Although various experimental methods have been developed for nanoscale probing, the theoretical simulation, e.g., molecular dynamic simulation, is a predominant method to predict atomic-level phenomena in an ultrafast period in laser-assisted near-field nonmanufacturing processes. In addition, the previous work primarily focused on enhancing the optical field under SPM tips, the light confinement effect, and the temperature evolution of the tip and substrate only under the condition of no phase change. However, the incident laser is extremely focused and enhanced in a nanodomain in the surface to be processed under the tip; thus, the material in this domain undergoes intense heating, phase change, phase explosion, stress generation and propagation, and rapid structural evolution in a very short time. Computer simulation research has focused more on small-scale and short-time heating processes, which would lose important information on material/structure evolution. Wang established a large-scale system with hundreds of millions of atoms and studied the long-term behavior and structural evolution of heating, melting, phase transition, solidification, and defect formation in laser-assisted tip-based near-field nanomanufacturing (Figs. 9--14). In addition, the shock wave during the nanomanufacturing process has been studied extensively (Figs. 16--18). Although simulation results were based on a few assumptions, the models used in the simulations were designed according to real dimensions, and this provided cutting-edge and detailed knowledge and understanding of physical images.

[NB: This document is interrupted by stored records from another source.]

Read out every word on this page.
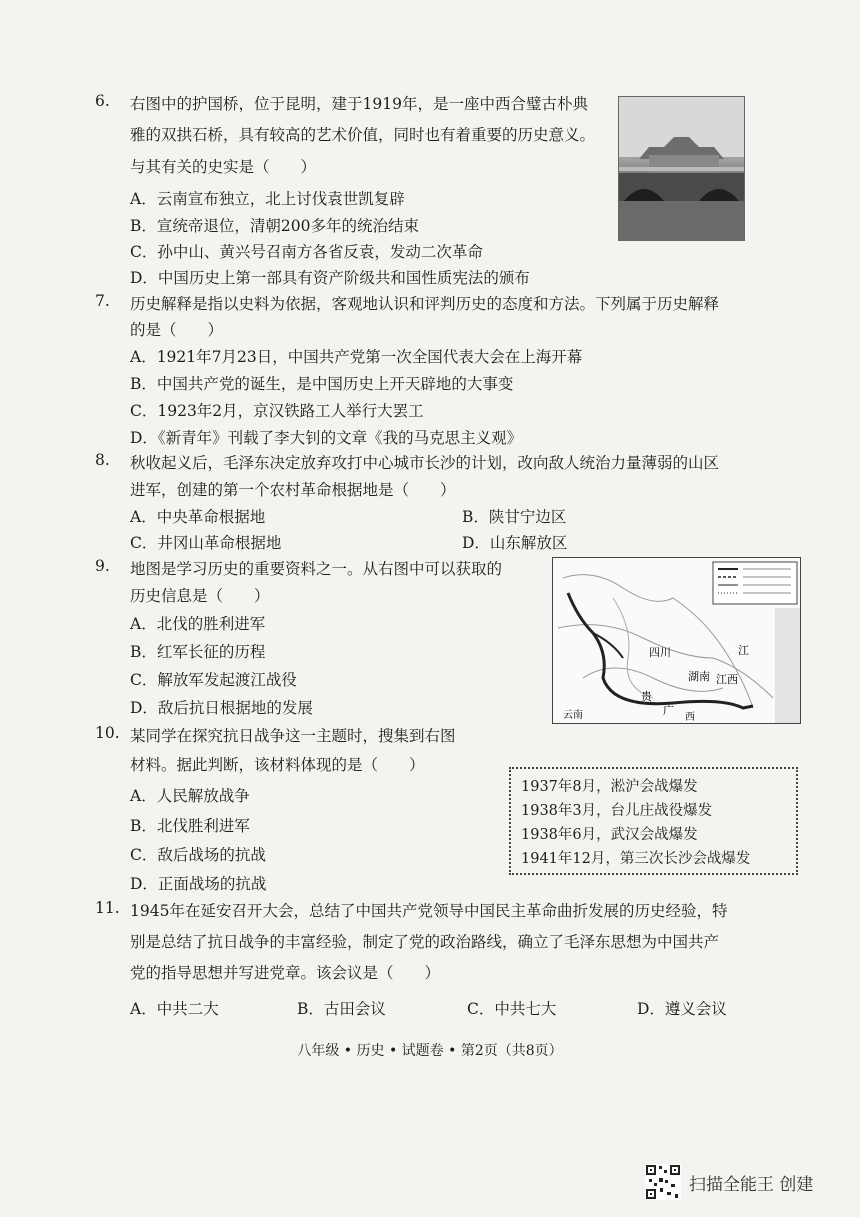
6. 右图中的护国桥，位于昆明，建于1919年，是一座中西合璧古朴典
雅的双拱石桥，具有较高的艺术价值，同时也有着重要的历史意义。
与其有关的史实是（　　）
A．云南宣布独立，北上讨伐袁世凯复辟
B．宣统帝退位，清朝200多年的统治结束
C．孙中山、黄兴号召南方各省反袁，发动二次革命
D．中国历史上第一部具有资产阶级共和国性质宪法的颁布
7. 历史解释是指以史料为依据，客观地认识和评判历史的态度和方法。下列属于历史解释
的是（　　）
A．1921年7月23日，中国共产党第一次全国代表大会在上海开幕
B．中国共产党的诞生，是中国历史上开天辟地的大事变
C．1923年2月，京汉铁路工人举行大罢工
D．《新青年》刊载了李大钊的文章《我的马克思主义观》
8. 秋收起义后，毛泽东决定放弃攻打中心城市长沙的计划，改向敌人统治力量薄弱的山区
进军，创建的第一个农村革命根据地是（　　）
A．中央革命根据地	B．陕甘宁边区
C．井冈山革命根据地	D．山东解放区
9. 地图是学习历史的重要资料之一。从右图中可以获取的
历史信息是（　　）
A．北伐的胜利进军
B．红军长征的历程
C．解放军发起渡江战役
D．敌后抗日根据地的发展
四川
湖南 江西
云南
贵
广
西
江
10. 某同学在探究抗日战争这一主题时，搜集到右图
材料。据此判断，该材料体现的是（　　）
A．人民解放战争
B．北伐胜利进军
C．敌后战场的抗战
D．正面战场的抗战
1937年8月，淞沪会战爆发
1938年3月，台儿庄战役爆发
1938年6月，武汉会战爆发
1941年12月，第三次长沙会战爆发
11. 1945年在延安召开大会，总结了中国共产党领导中国民主革命曲折发展的历史经验，特
别是总结了抗日战争的丰富经验，制定了党的政治路线，确立了毛泽东思想为中国共产
党的指导思想并写进党章。该会议是（　　）
A．中共二大	B．古田会议	C．中共七大	D．遵义会议
八年级 • 历史 • 试题卷 • 第2页（共8页）
扫描全能王 创建
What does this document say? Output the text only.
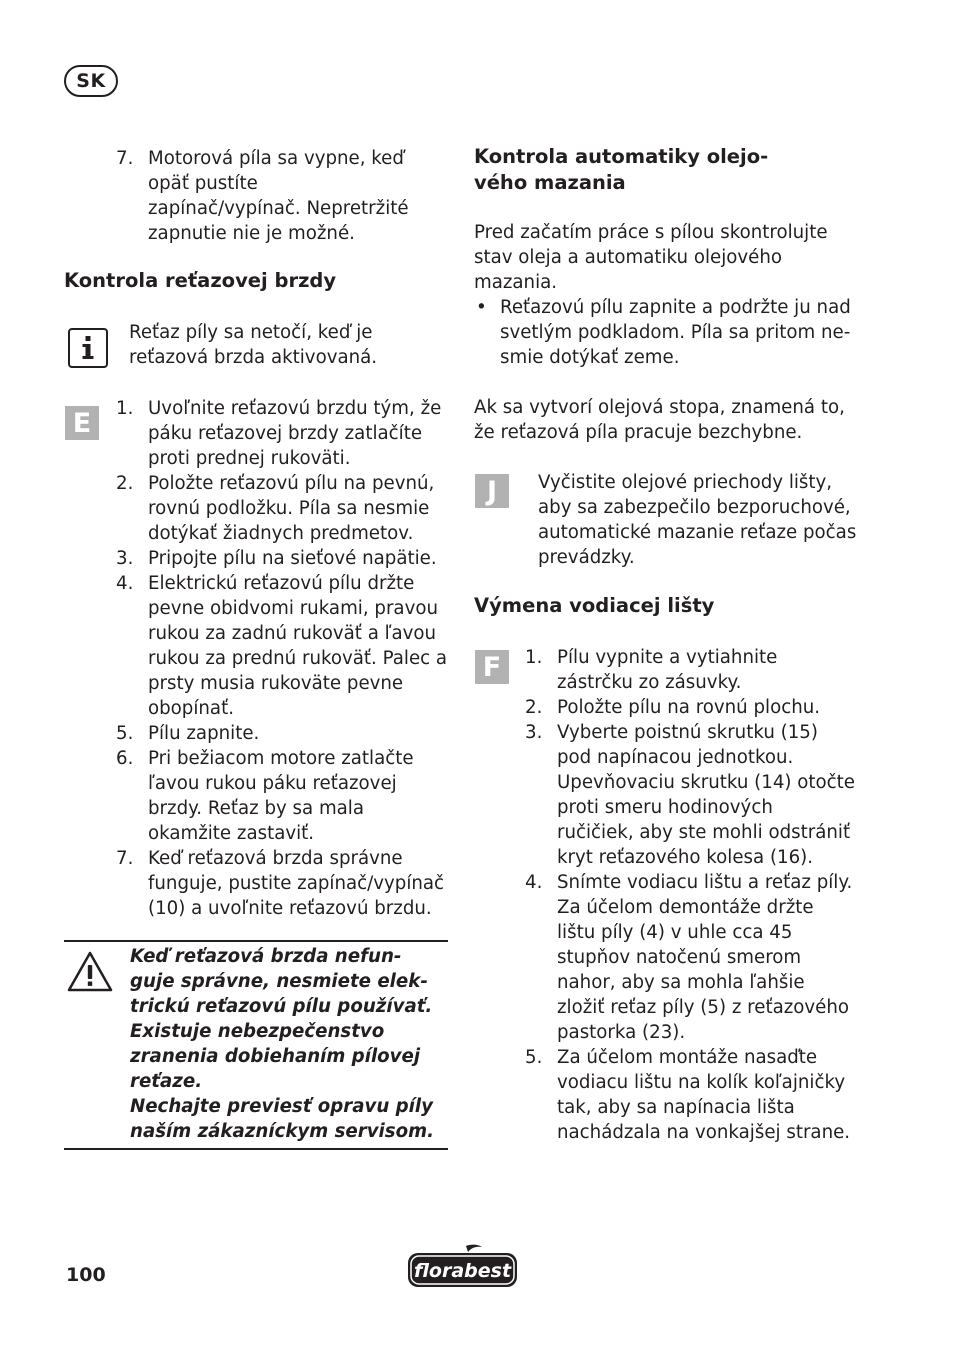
SK
7. Motorová píla sa vypne, keď opäť pustíte zapínač/vypínač. Nepretržité zapnutie nie je možné.
Kontrola reťazovej brzdy
Reťaz píly sa netočí, keď je reťazová brzda aktivovaná.
E	1. Uvoľnite reťazovú brzdu tým, že páku reťazovej brzdy zatlačíte proti prednej rukoväti.
2. Položte reťazovú pílu na pevnú, rovnú podložku. Píla sa nesmie dotýkať žiadnych predmetov.
3. Pripojte pílu na sieťové napätie.
4. Elektrickú reťazovú pílu držte pevne obidvomi rukami, pravou rukou za zadnú rukoväť a ľavou rukou za prednú rukoväť. Palec a prsty musia rukoväte pevne obopínať.
5. Pílu zapnite.
6. Pri bežiacom motore zatlačte ľavou rukou páku reťazovej brzdy. Reťaz by sa mala okamžite zastaviť.
7. Keď reťazová brzda správne funguje, pustite zapínač/vypínač (10) a uvoľnite reťazovú brzdu.
Keď reťazová brzda nefun-
guje správne, nesmiete elek-
trickú reťazovú pílu používať.
Existuje nebezpečenstvo
zranenia dobiehaním pílovej
reťaze.
Nechajte previesť opravu píly
naším zákazníckym servisom.
Kontrola automatiky olejo-
vého mazania
Pred začatím práce s pílou skontrolujte stav oleja a automatiku olejového mazania.
• Reťazovú pílu zapnite a podržte ju nad svetlým podkladom. Píla sa pritom ne-smie dotýkať zeme.
Ak sa vytvorí olejová stopa, znamená to, že reťazová píla pracuje bezchybne.
J	Vyčistite olejové priechody lišty, aby sa zabezpečilo bezporuchové, automatické mazanie reťaze počas prevádzky.
Výmena vodiacej lišty
F	1. Pílu vypnite a vytiahnite zástrčku zo zásuvky.
2. Položte pílu na rovnú plochu.
3. Vyberte poistnú skrutku (15) pod napínacou jednotkou. Upevňovaciu skrutku (14) otočte proti smeru hodinových ručičiek, aby ste mohli odstrániť kryt reťazového kolesa (16).
4. Snímte vodiacu lištu a reťaz píly. Za účelom demontáže držte lištu píly (4) v uhle cca 45 stupňov natočenú smerom nahor, aby sa mohla ľahšie zložiť reťaz píly (5) z reťazového pastorka (23).
5. Za účelom montáže nasaďte vodiacu lištu na kolík koľajničky tak, aby sa napínacia lišta nachádzala na vonkajšej strane.
100	florabest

Conclusions and Prospects This review primarily focuses on experimental and theoretical investigations of the optical, temperature, and stress fields, and simulation study of the structural evolution in SPM tip-based laser-assisted near-field nanomanufacturing. However, unsolved problems remain in laser-assisted near-field nanomanufacturing. In the ultrafast and dynamic process of nanostructure manufacturing, the physical phenomena in such a small domain (e.g., nano to subnano domains) are difficult to observe and detect. Although newly developed laser-assisted probe methods are nanoscale accessible, they take much more time to satisfy signal collecting than the entire time range of ultrafast dynamic process of nanomanufacturing. In addition, SPM tips are fragile and can be easily damaged and contaminated, and their geometric shape change significantly affects the near-field electromagnetic field distribution. The unexpected change in tips shape will then widen the near-field light field distribution around the needle apex and make the manufactured structure deviate from expectation. The high temperature rise in laser-assisted near-field nanomanufacturing will introduce large thermal expansion in both the tip and the processed surface, and yield unstable measurements because the distance between the tip and substrate is only several nanometers. In terms of rapid response measurement, large-scale manufacturing, and improving and expanding industrial applications, this technology still has room for significant development and improvement.